1

I have a dataframe like below.

Note: There will be only a max 3 or 4 repetions in the Array type)

root
 |-- A: string (nullable = true)
 |-- B: string (nullable = true)
 |-- ArrayIDs: array (nullable = true)
 |    |-- element: struct (containsNull = true)
 |    |    |-- ArrayID: string (nullable = true)
 |    |    |-- ArrayIDType: string (nullable = true)
 |    |    |-- ArrayIDlength: string (nullable = true)
 |-- C: string (nullable = true)

with Values like

 +----------+----+--------------------+----------------+
|A|B|          ArrayIDs|         C
+----------+----+--------------------+----------------+
|   3.54|null|    [[R,C,3],[X,Y,7]]|111|
|   3.64|null| [[3,P,12], [0,P,3],[I,X,5]]|222|
|   4.64|   Y|    [[L,B,1]]|333|

I'm expecting output something like

root
 |-- A: string (nullable = true)
 |-- B: string (nullable = true)
 |-- ArrayID1: string
 |-- ArrayIDType1: string 
 |-- ArrayIDlength1: string 
 |-- ArrayID2: string
 |-- ArrayIDType2: string 
 |-- ArrayIDlength2: string 
 |-- ArrayID3: string
 |-- ArrayIDType3: string 
 |-- ArrayIDlength3: string 
 |-- C: string (nullable = true)

I tried with explode but that is not what i expect, Any suggestions ?

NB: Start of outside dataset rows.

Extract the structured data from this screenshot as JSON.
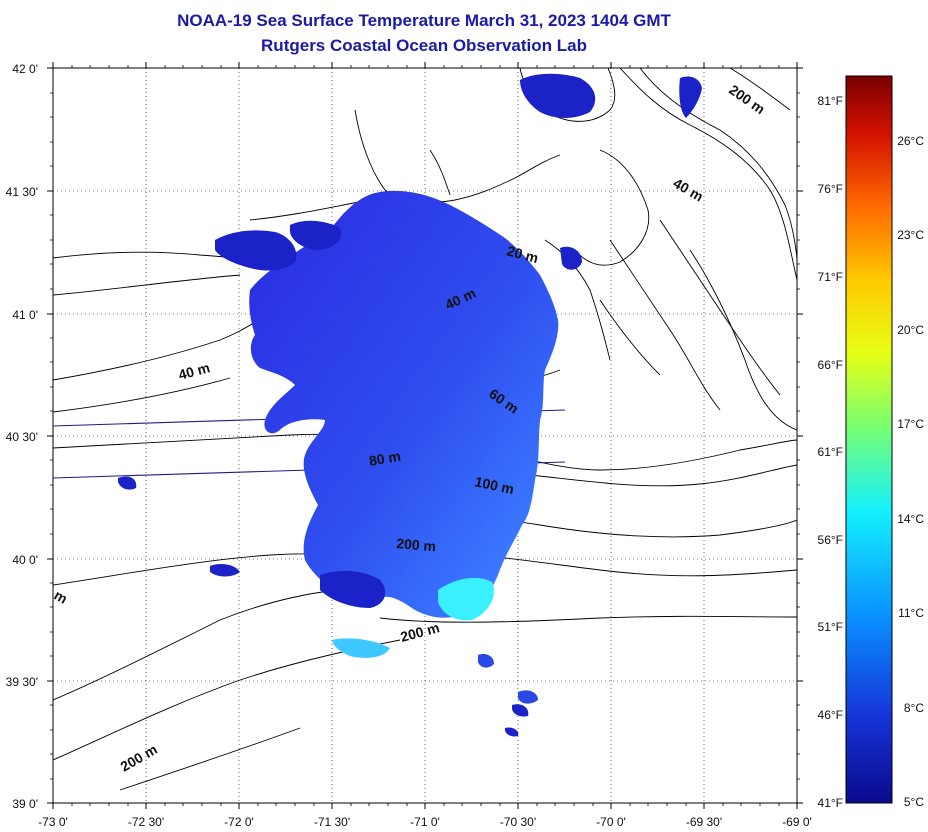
{
  "title": {
    "line1": "NOAA-19 Sea Surface Temperature March 31, 2023 1404 GMT",
    "line2": "Rutgers Coastal Ocean Observation Lab"
  },
  "map": {
    "lat_labels": [
      "42 0'",
      "41 30'",
      "41 0'",
      "40 30'",
      "40 0'",
      "39 30'",
      "39 0'"
    ],
    "lon_labels": [
      "-73 0'",
      "-72 30'",
      "-72 0'",
      "-71 30'",
      "-71 0'",
      "-70 30'",
      "-70 0'",
      "-69 30'",
      "-69 0'"
    ],
    "contour_labels": [
      "200 m",
      "40 m",
      "20 m",
      "40 m",
      "40 m",
      "60 m",
      "80 m",
      "100 m",
      "200 m",
      "200 m",
      "200 m",
      "m"
    ]
  },
  "colorbar": {
    "fahrenheit": [
      "81°F",
      "76°F",
      "71°F",
      "66°F",
      "61°F",
      "56°F",
      "51°F",
      "46°F",
      "41°F"
    ],
    "celsius": [
      "26°C",
      "23°C",
      "20°C",
      "17°C",
      "14°C",
      "11°C",
      "8°C",
      "5°C"
    ],
    "colors": [
      "#7a0000",
      "#d41200",
      "#ff6a00",
      "#ffc800",
      "#e8ff14",
      "#7aff6e",
      "#14f0ff",
      "#0a8cff",
      "#1634d8",
      "#0a0a8c"
    ]
  }
}
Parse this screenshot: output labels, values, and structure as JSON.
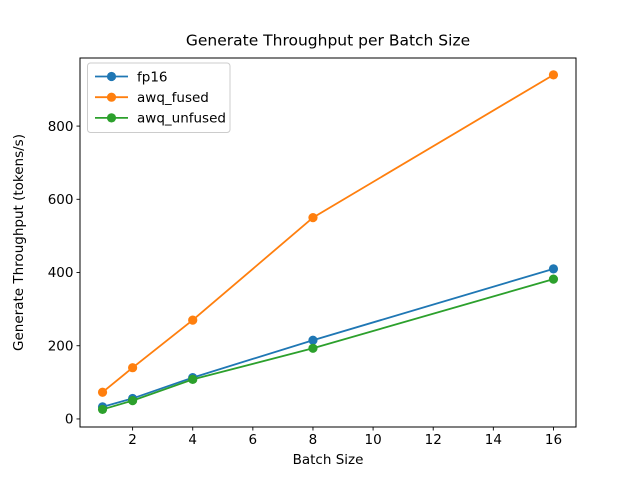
{
  "chart_data": {
    "type": "line",
    "title": "Generate Throughput per Batch Size",
    "xlabel": "Batch Size",
    "ylabel": "Generate Throughput (tokens/s)",
    "x": [
      1,
      2,
      4,
      8,
      16
    ],
    "series": [
      {
        "name": "fp16",
        "color": "#1f77b4",
        "values": [
          33,
          56,
          113,
          215,
          410
        ]
      },
      {
        "name": "awq_fused",
        "color": "#ff7f0e",
        "values": [
          73,
          140,
          270,
          550,
          940
        ]
      },
      {
        "name": "awq_unfused",
        "color": "#2ca02c",
        "values": [
          26,
          50,
          108,
          193,
          382
        ]
      }
    ],
    "xticks": [
      2,
      4,
      6,
      8,
      10,
      12,
      14,
      16
    ],
    "yticks": [
      0,
      200,
      400,
      600,
      800
    ],
    "xlim": [
      0.25,
      16.75
    ],
    "ylim": [
      -22,
      986
    ],
    "grid": false,
    "marker": "circle",
    "legend": {
      "position": "upper left"
    },
    "spine_color": "#000000",
    "legend_border_color": "#cccccc"
  }
}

It is not a duplicate of the one mentioned in comment, But more about adding new columns from the array in dataframe

KK2486
  • 353
  • 2
  • 3
  • 13
  • I dont think so in the other i can see only how we can access a dataframe with complext types which is not the case here. – KK2486 Nov 09 '17 at 12:27
  • explode is the best solution for this kind of issues. you have to explode those arrays and group by other columns. – Sahil Desai Nov 09 '17 at 12:34

0 Answers0